The details of President Trump’s executive orders can be easily found. According to CNN (, Trump’s more recent executive order pertaining to immigration ‘bars citizens of seven Muslim-majority countries from entering the US for the next 90 days and suspends the admission of all refugees for 120 days’, being in effect a blanket temporary ban that affects even ‘lawful US permanent residents’. As might be expected, naught but confusion has reigned among law enforcement agencies, as they have tried to interpret this bold move by the newly inaugurated President. This can be seen as part of a series of policies that Trump has single-handedly enacted in an attempt to fulfill his campaign promises – promises that have never failed to set American against American. On one side are those whose ideas have ossified and who are firmly opposed to opening borders to immigrants and the like. On the other are those who hurl criticisms sometimes trenchant, sometimes vituperative, against the heavy-handed policies of the President. Any hope for compromise in the near future is shattered, though it remains to be seen if such compromise is really unattainable in the long run.

We might look at the executive orders the President has already signed to discern the inherent dangers toward democracy in America. The first pertains to the reason why democracies are structured the way they are. Democracies are such because of the way they make decisions; while having a referendum every time the country has to make mundane policy decisions is manifestly unfeasible, it is possible to hold a vote among those chosen to be the people’s representatives (in Congress and the House of Representatives), and that is the standard procedure for passing laws, long-term policy decisions and Constitutional Amendments. However, the means by which Trump uses to pass his policies – executive orders – amount to a short-circuiting of the democratic process. This can only serve to hurt consensus, for it shows that the Administration does not believe in subjecting the President’s far-flung policies to deliberation and reasoned discourse. This is a dangerous course of action, and can only inflame further the passions of those opposed to Trump for his demonstrable authoritarian streak – if anything is clear, it is that America is viscerally averse to authoritarianism. And every ham-fisted order is simply more ammunition for Trump’s enemies. Many of his supporters bore him to power with hopes of change, being progressively radicalized in their views under the weight of Liberal criticism. Trump was hated by many but worshiped in equal measure.

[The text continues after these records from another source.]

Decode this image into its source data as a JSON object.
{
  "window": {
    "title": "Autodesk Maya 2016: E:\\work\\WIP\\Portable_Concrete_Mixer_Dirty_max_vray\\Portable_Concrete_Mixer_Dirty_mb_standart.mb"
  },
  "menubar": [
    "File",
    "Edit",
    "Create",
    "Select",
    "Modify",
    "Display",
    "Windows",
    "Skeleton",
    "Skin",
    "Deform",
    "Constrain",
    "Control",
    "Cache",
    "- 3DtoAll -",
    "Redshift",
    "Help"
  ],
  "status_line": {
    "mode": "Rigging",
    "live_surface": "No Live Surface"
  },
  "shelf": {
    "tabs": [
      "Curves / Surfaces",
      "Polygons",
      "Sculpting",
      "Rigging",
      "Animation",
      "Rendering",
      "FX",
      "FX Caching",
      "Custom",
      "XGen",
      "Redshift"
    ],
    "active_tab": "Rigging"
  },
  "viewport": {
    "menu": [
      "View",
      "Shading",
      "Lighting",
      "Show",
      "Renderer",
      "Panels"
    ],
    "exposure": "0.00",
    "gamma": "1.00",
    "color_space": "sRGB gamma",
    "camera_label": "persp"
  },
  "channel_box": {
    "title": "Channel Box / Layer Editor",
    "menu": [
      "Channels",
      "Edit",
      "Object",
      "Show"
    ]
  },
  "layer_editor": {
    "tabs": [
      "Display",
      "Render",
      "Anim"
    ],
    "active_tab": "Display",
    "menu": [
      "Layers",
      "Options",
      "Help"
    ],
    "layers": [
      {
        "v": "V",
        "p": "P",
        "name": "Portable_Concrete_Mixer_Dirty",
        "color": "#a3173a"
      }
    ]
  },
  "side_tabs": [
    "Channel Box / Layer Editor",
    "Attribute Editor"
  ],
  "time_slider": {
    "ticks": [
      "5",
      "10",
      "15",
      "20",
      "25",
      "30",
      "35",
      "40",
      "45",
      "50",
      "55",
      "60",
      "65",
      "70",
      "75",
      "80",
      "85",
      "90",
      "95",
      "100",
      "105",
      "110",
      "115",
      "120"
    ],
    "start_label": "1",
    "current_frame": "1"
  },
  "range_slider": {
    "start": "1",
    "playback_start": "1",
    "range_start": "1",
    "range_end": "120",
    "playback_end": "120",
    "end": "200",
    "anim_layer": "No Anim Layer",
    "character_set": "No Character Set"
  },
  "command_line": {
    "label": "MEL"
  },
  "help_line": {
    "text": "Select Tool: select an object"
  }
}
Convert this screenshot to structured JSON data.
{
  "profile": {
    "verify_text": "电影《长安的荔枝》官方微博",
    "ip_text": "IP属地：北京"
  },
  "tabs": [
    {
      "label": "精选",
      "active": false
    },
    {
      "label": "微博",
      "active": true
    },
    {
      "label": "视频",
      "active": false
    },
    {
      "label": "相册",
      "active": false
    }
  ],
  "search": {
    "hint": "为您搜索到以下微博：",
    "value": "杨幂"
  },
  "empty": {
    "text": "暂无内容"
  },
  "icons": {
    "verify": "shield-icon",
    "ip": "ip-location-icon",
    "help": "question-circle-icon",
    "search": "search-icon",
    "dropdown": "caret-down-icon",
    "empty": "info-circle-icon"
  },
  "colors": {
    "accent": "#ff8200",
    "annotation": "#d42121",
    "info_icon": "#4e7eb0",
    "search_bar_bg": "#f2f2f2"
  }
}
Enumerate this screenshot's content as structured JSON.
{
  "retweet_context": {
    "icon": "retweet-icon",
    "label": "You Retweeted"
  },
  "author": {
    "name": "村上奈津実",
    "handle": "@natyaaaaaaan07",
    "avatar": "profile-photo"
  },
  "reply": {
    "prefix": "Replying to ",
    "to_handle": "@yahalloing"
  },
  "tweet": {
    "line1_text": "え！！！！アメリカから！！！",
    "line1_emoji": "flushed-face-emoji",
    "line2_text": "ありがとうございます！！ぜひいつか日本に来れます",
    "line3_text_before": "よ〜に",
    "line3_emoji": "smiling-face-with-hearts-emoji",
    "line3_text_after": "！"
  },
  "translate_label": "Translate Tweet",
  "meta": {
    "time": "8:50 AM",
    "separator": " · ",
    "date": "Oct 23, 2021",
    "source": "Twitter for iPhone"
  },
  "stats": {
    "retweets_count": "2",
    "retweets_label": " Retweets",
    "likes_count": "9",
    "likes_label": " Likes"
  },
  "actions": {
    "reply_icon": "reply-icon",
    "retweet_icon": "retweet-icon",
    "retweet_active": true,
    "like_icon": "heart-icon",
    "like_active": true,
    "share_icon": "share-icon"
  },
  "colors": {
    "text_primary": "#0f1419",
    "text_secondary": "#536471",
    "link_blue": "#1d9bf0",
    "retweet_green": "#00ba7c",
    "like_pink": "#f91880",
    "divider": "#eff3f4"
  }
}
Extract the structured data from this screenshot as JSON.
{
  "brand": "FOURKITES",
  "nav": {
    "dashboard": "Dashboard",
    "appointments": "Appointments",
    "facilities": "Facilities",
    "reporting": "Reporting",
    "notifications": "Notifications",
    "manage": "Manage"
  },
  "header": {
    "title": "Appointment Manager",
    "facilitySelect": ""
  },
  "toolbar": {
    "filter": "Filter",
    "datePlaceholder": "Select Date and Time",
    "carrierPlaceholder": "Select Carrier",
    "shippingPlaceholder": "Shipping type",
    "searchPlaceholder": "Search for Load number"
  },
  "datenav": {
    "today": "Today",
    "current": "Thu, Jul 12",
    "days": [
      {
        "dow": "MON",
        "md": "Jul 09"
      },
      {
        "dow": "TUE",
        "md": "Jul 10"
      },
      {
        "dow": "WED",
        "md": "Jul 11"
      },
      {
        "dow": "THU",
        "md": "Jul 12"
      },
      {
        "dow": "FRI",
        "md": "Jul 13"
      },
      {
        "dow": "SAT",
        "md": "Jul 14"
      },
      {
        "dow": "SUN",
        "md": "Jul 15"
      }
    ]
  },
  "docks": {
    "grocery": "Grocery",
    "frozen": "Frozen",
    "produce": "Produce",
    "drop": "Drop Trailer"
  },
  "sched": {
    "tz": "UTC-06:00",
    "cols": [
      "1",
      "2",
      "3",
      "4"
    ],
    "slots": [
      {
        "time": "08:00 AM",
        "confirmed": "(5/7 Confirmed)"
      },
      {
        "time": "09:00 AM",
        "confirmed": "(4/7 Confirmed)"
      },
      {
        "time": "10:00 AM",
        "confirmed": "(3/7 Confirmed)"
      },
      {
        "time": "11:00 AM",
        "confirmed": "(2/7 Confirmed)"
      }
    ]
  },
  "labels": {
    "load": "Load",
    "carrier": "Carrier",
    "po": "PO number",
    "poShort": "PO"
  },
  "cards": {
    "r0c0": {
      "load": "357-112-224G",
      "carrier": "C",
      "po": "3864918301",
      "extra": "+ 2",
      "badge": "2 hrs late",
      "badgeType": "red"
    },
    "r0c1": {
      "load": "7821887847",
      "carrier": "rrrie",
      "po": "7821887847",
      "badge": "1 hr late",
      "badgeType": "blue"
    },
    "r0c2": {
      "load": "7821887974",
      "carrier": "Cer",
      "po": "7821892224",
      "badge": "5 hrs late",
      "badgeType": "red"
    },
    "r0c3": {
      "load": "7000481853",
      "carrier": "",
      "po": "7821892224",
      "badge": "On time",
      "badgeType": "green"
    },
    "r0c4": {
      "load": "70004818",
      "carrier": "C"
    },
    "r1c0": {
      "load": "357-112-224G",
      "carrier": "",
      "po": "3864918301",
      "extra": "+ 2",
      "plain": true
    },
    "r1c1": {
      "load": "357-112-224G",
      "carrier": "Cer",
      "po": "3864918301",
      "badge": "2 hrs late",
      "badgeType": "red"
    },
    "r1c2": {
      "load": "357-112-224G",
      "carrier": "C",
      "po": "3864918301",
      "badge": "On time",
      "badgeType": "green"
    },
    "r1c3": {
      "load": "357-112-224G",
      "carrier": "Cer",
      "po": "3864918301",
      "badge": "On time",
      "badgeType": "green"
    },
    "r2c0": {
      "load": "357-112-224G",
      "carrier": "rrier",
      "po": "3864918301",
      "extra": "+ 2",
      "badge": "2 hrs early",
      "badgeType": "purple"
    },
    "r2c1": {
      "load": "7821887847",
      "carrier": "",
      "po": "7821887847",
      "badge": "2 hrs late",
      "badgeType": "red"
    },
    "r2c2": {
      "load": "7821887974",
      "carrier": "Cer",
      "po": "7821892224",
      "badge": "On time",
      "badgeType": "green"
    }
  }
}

Yet he displays little finesse or political acumen, painting his goals instead with broad brushes that sweep aside the petty concerns of many. Put together, the petty concerns of many can induce great opposition, to be added to an already sizeable legion of those who see Trump as a fool, despot, oligarch or thief – or all of them at once.

The issue which perhaps most challenges America’s perception of itself is immigration. It is no secret that many opposed to stronger immigration controls cite America’s history as a means to illustrate its hypocrisy. America is after all a ‘nation of immigrants’. But more importantly, America’s Exceptionalism has traditionally been built on its perception of itself as the bastion of Freedom and Liberty. It is why so many dream of reaching America’s borders, for to dream thus is to hope for a better life; whether one is harassed by the drug cartels of Mexico or escaping certain death in the deluge of violence in Syria, America has been a light at the end of a dark tunnel, and American ideals have helped them along their way, for this idea of America transcends ethnicity or nationality. This Exceptionalism is why, as one of the two former Superpowers, it described itself as the forces of good battling the Evil Soviet Empire (see Ronald Reagan’s Evil Empire speech) ; and although it committed many atrocities in Latin America and the Middle East, among others, all these had to be kept necessarily covert. Americans for the most part infused their struggle with a moral perspective that enthused them to lengths far greater than could otherwise have been expected. Now, in a sweeping proclamation, Trump has painted America as a country contravening that moral perspective, going against the wellsprings of his society and maiming American ideals in the eyes of the majority of his people. This is a contradiction that his society cannot long sustain, and it must either totally believe in its current leader, which is an impossibility, especially due to the sizeable immigrant population in the US with intimate ties overseas, or tear itself apart in civil unrest, which is far more probable.

For all the trails and travails that have beset America since World War II, and even before, it is clear that the American people still believe in the intangible idea of Exceptionalism. It is an idea Donald Trump panders to, as he made clear in his inauguration speech “America first, America first… when America is united, we are unstoppable!” This patriotism to his country is commendable in any man, if not for the particularly obstreperous form manifest in 'Trumpism'. Patriotism taken to an extreme is nothing more than nationalistic vitriol, leading eventually to jingoism, prejudice and hatred. Too much has happened in the past century to allow anyone versed in its history to think such leadership can lead to good. In the absence of unity, the success of any of President Trump’s policies is suspect, and the emotional toll this takes on the American people may well destroy the country from within. For the American system – the democracy it propounds – is most powerful when the weight of public opinion is behind it. Thus, Trump is right when he says America is at its strongest when it is united. The issue is that such unity cannot be had by clobbering others with nationalistic or ‘patriotic’ policies. Trump tries to deal with division the same way he deals with terrorism – with force. One fundamental rule of diplomacy is this: violence begets hatred and hatred, violence, such that the more force is used, the further one strays from his objective, if these objectives feature peace to any extent.